Ammunition is, ultimately, the most important consideration when shooting long range. If your ammunition can’t produce consistent results, you’ll never hit targets at extended ranges, and that’s why so many shooters rely on CCI Green Tag. It has a velocity of 1,070 fps and standard deviation measurements are quite low. SD figures are critical to successful long-range rimfire shooting because variation in velocities has a significant impact on trajectory. Another good option is Standard Velocity. Interestingly, most long-range rimfire shooters don’t want supersonic ammunition, which might seem surprising at first. I asked Marsh about this, and he told me that crossing the sound barrier can impact accuracy.
Learn The Trajectory
Marsh says that once you have your rifle, optic and ammo, you need to learn the ballistics of your rifle. “I have mapped out the drop at 50, 100, 150 and so forth using an online ballistic tool,” he says. “My scope has enough vertical adjustment to dial out the drop out to 300 yards. After that it is doping the holdover and Kentucky windage. This is where knowing your gun and your ammo comes in.”
Marsh keeps a notebook with his rifle’s DOPE (data on previous engagements) so he can quickly determine the holdover he’ll need for a specific range. For example, the holdover at 500 yards for his rifle and ammunition is 531 inches.
“It takes about 2 seconds for the bullet to reach the target and the sound to return to your ear at 500 yards,” he says. “I love that part.”
Shooting a rimfire at long range can be intimidating, Marsh says, but it shouldn’t be. “This is a great social event that brings a lot of people together around a common interest and creates opportunities to learn from other participants,” he says. “There’s lots of time to talk, ask questions and help people who need a spotter or seek advice.”

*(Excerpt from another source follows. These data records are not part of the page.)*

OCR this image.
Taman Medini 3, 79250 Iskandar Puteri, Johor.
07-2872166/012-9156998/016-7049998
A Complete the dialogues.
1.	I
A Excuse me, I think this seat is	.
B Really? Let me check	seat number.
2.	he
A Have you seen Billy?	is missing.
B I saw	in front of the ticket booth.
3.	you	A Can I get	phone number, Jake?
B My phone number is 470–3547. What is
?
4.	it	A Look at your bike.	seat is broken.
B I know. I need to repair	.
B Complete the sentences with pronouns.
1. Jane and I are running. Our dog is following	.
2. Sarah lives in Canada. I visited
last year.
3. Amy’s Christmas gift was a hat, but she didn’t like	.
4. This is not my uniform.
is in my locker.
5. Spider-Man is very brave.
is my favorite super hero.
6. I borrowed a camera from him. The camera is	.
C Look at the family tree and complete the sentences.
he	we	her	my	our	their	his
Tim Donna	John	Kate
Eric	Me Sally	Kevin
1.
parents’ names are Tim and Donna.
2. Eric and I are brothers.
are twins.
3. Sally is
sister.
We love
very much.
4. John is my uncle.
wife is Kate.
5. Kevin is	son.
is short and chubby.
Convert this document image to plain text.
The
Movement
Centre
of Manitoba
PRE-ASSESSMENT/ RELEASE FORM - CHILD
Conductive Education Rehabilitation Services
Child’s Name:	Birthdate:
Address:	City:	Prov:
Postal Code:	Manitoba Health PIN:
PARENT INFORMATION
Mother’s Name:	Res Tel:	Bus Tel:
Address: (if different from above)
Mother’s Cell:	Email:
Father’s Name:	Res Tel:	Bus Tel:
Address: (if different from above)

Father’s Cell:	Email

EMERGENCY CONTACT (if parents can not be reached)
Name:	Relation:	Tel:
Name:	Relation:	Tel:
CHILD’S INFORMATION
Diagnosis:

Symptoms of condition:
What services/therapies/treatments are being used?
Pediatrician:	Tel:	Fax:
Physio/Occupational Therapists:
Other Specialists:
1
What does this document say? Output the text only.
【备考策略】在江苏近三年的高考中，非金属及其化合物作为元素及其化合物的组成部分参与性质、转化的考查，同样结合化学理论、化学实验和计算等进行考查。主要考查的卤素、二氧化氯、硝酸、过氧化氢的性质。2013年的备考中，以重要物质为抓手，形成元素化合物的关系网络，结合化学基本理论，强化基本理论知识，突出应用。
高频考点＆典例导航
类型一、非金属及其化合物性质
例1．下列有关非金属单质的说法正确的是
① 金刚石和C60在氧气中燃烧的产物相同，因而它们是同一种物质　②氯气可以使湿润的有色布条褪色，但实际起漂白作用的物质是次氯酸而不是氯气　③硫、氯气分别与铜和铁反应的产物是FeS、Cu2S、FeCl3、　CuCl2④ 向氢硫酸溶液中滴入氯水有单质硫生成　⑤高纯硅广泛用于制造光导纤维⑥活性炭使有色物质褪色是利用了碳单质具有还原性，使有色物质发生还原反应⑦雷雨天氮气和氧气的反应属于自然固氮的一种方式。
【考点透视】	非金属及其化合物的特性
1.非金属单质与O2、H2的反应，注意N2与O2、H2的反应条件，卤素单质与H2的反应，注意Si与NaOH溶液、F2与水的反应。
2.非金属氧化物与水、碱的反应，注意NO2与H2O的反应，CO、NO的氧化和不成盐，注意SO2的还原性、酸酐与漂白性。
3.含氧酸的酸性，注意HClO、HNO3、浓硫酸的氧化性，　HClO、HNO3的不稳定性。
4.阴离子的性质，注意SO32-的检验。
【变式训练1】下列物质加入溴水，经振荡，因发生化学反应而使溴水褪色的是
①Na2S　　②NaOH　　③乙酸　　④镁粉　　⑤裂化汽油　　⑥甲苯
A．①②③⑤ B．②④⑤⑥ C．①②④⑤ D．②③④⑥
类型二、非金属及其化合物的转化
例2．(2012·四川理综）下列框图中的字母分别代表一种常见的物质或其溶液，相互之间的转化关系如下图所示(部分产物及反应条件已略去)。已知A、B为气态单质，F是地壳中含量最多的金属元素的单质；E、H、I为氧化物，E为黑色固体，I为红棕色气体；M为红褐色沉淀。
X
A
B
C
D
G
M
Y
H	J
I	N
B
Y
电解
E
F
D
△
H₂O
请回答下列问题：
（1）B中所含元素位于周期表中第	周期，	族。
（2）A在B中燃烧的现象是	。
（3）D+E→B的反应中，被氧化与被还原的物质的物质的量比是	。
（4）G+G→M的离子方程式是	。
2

If you’re interested in learning more about long-range competitive rimfire shooting you can contact the National Rifle League Rimfire Division. NRL22 sanctions competitive shoots across the country, so odds are you can find a match close to home, and its website offers lists of upcoming matches and as well as a list of rules and regulations.
Whether you’re competing in a sanctioned match or simply enjoying a day at the range, testing the limits of your abilities with a rimfire rifle is lots of fun, and you don’t have to hit targets at 500 yards (or 100 yards, for that matter) to enjoy it. But having the right equipment—a good scope, a good rifle, and good ammo—is critical to succeed.